Business intelligence and analytics projects depend on efficient and effective data integration, which in turn depends on processes such as ETL (extract, transform, and load). Rather than analyzing data from multiple sources in place, ETL collects information within a centralized data warehouse for faster and easier processing and querying.
Given a business use case for data integration, ETL architecture defines the various systems, elements, and relationships that will enable this integration. Our previous post discussed the basics of creating an ETL architecture. But what are the specific, fundamental pieces of ETL architecture that you should know about?
In this article, we’ll do a deeper dive into the various moving parts that make up an ETL architecture and identify some of the essential questions and considerations for each one.
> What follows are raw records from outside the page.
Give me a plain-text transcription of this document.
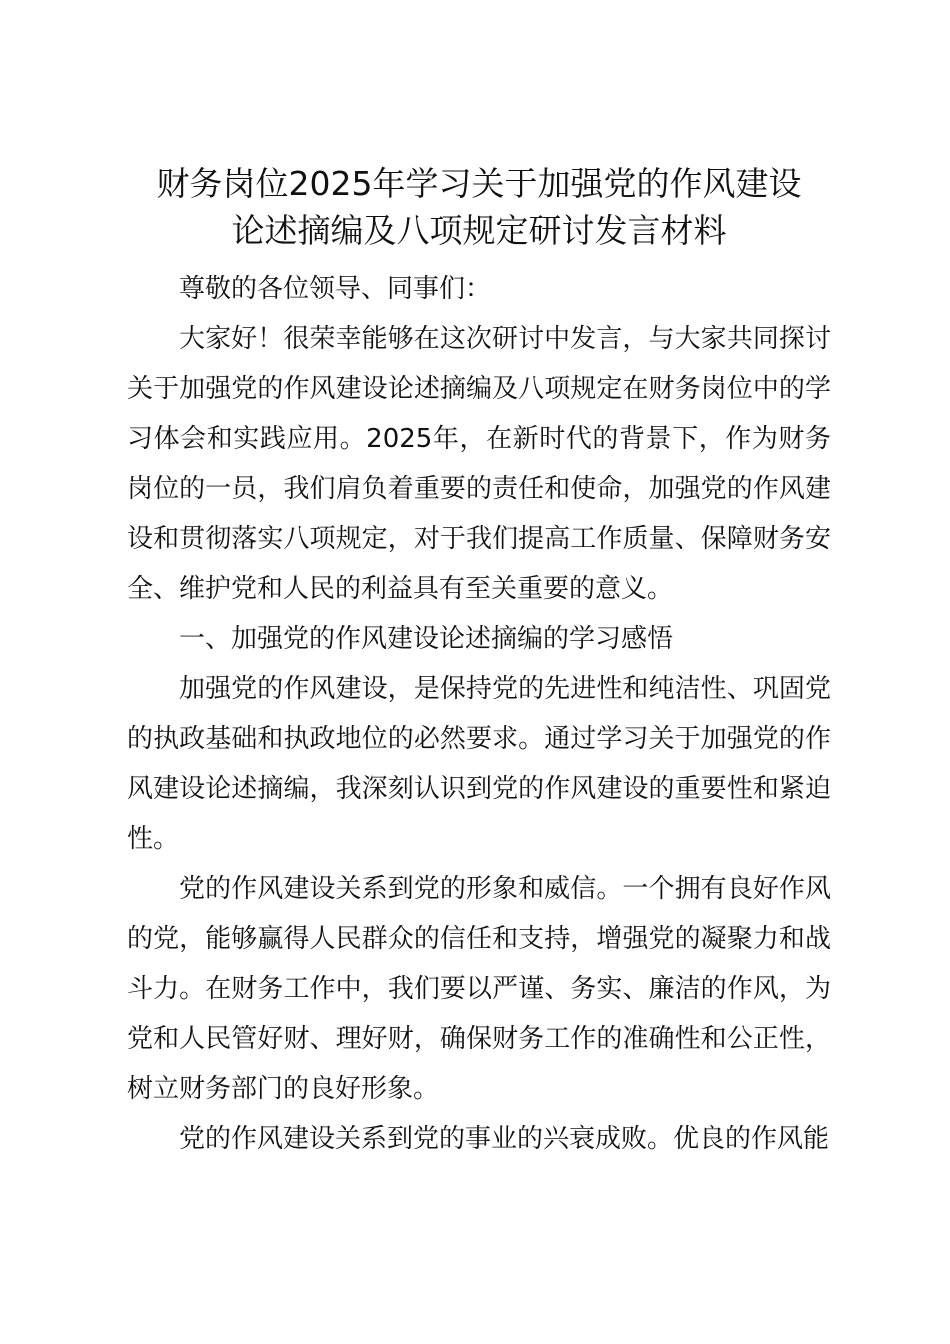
财务岗位2025年学习关于加强党的作风建设
论述摘编及八项规定研讨发言材料

尊敬的各位领导、同事们：

大家好！很荣幸能够在这次研讨中发言，与大家共同探讨关于加强党的作风建设论述摘编及八项规定在财务岗位中的学习体会和实践应用。2025年，在新时代的背景下，作为财务岗位的一员，我们肩负着重要的责任和使命，加强党的作风建设和贯彻落实八项规定，对于我们提高工作质量、保障财务安全、维护党和人民的利益具有至关重要的意义。

一、加强党的作风建设论述摘编的学习感悟

加强党的作风建设，是保持党的先进性和纯洁性、巩固党的执政基础和执政地位的必然要求。通过学习关于加强党的作风建设论述摘编，我深刻认识到党的作风建设的重要性和紧迫性。

党的作风建设关系到党的形象和威信。一个拥有良好作风的党，能够赢得人民群众的信任和支持，增强党的凝聚力和战斗力。在财务工作中，我们要以严谨、务实、廉洁的作风，为党和人民管好财、理好财，确保财务工作的准确性和公正性，树立财务部门的良好形象。

党的作风建设关系到党的事业的兴衰成败。优良的作风能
The Foundation of ETL Architecture
Every data architect knows that ETL stands for the three basic steps of data integration: extract, transform, and load. Yet this simplistic abbreviation glosses over some of the most important parts of the ETL process.
Below, we’ll examine the question of ETL architecture techniques in greater depth, discussing 6 crucial steps that together compose ETL architecture as they might apply in a real ETL pipeline. Each one of these components should be given careful consideration when building your ETL workflow:
Data profiling is a crucial yet often unsung step in the ETL process. In short, data profiling examines your source data, checking its contents and ensuring that it is appropriate for ETL.
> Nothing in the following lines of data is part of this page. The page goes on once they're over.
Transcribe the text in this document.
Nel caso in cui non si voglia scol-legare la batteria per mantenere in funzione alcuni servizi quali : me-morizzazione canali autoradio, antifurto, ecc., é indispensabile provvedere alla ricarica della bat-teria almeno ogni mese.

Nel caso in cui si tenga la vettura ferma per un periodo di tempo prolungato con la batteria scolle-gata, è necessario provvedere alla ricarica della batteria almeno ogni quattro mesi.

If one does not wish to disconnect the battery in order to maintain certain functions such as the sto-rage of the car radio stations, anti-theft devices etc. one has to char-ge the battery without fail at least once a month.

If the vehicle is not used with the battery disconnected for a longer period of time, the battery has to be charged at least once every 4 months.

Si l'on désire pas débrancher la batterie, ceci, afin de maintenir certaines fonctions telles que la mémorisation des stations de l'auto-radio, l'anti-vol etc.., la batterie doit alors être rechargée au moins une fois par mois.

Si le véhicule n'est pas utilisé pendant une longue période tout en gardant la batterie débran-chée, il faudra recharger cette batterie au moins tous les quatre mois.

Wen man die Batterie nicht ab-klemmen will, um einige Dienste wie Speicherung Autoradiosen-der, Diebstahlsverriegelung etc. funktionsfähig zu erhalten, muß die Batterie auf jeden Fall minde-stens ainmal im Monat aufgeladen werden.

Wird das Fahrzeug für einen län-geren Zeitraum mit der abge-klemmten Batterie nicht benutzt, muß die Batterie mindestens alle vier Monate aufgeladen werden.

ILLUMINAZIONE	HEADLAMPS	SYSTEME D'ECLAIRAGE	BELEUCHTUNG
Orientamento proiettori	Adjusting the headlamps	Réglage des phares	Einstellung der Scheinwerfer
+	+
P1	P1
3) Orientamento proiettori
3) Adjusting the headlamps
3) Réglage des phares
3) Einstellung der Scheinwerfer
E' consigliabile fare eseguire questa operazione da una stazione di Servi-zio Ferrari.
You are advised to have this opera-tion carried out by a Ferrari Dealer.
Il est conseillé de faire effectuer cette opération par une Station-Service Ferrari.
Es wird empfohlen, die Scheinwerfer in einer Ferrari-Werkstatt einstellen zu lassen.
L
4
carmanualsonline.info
The three components of data profiling are:
- Structure discovery: What are the acceptable values or ranges of values for each field in the data record?
- Content discovery: What information does each data record contain, and what is the quality of this record? How is missing data represented (e.g. with values such as NULL, 0, or -1)?
- Relationship discovery: What are the relationships that exist between the given data sources, and between individual records within a data source? How can you take advantage of these connections during ETL while reducing inefficiencies (e.g. eliminating duplicate data)?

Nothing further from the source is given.